Now admittedly, it took Norton Ghost over five an a half hours to read the data off the failing hard drive, and another hour and a half to write it to the new drive – but that was mainly unsupervised work; leaving the computer that was reading the data alone to get the job done and only needing to do anything whenever an alert came up.  But the point is, after that 7 hours the customer had a new hard drive which she’d paid for, and a reasonable engineering fee – and that’s all.  She still had Vista, she still had all her documents and data, and essentially the computer is completely unchanged appearance and function-wise, other than having a larger amount of free space owing to her buying a 320Gb hard drive (which she decided to do since the price difference between 160Gb and 320Gb was only $10).

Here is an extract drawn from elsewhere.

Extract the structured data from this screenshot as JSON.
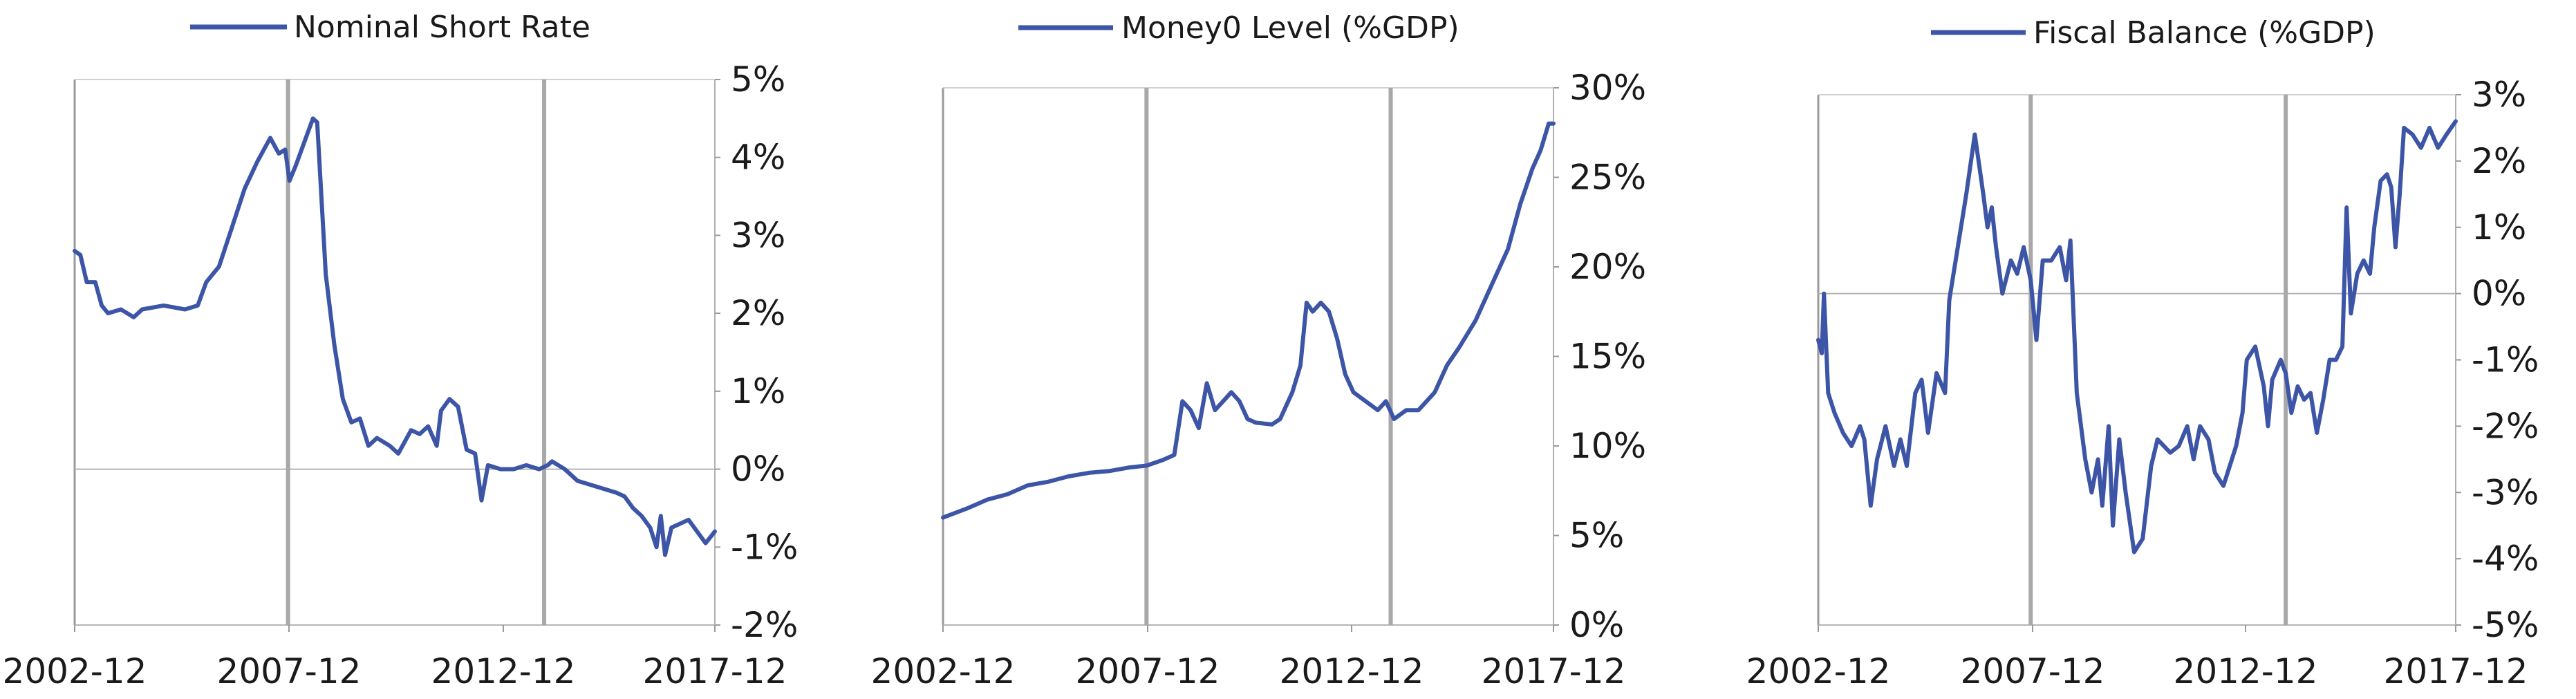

There’s no excuse for pushing customers into such expensive and unnecessary repairs in their hour of need – none whatsoever.  It’s like taking a car in for a puncture repair and selling someone a new axle.  It’s dishonest trading, and there’s no reason why anyone should have to put up with it.  Bad show, Best Buy, bad show!

October 29, 2008

Microsoft want you to buy a new monitor.

Filed under: Computers,Windows 7,Windows XP — Whisperwolf @ 1:42 pm

Here’s a question for you.

Have you at any time over the past few years, gone out and bought a nice shiny flat screen?

If the answer is yes, Microsoft have something to say to you – in a year, it’s going to be obsolete.

Of course, if you have an old CRT screen that’s going to be obsolete too, but many people consider them already obsolete, so that’s not news.  But the thing is, the brand new Windows 7 features tactile screen input, so that your kids can get your new flat screen utterly filthy with grubby paws, resizing windows by touch and moving stuff around the screen by touch without using a mouse.  And much like Aero in Windows Vista, if your machine hasn’t got the specs, you miss out on the better aspects of the new interface.

Really they’ve made Windows do all it’s possible for a GUI to do on a standalone machine, and until the consumers doubts about privacy issues related to storing their data on someone elses server are settled, “cloud” computing isn’t really going to take off.  Windows 7 is really somewhat redundant already, just as Windows Vista added very little functionality over what Windows XP was capable of.  Sure, Vista made some things easier, but there’s very little it can actually do that you can’t make XP do in some form.  Quite what the selling point to Windows 7 will be this early after the fiasco of trying to push DRM-filled Vista on an unwelcoming public remains to be seen.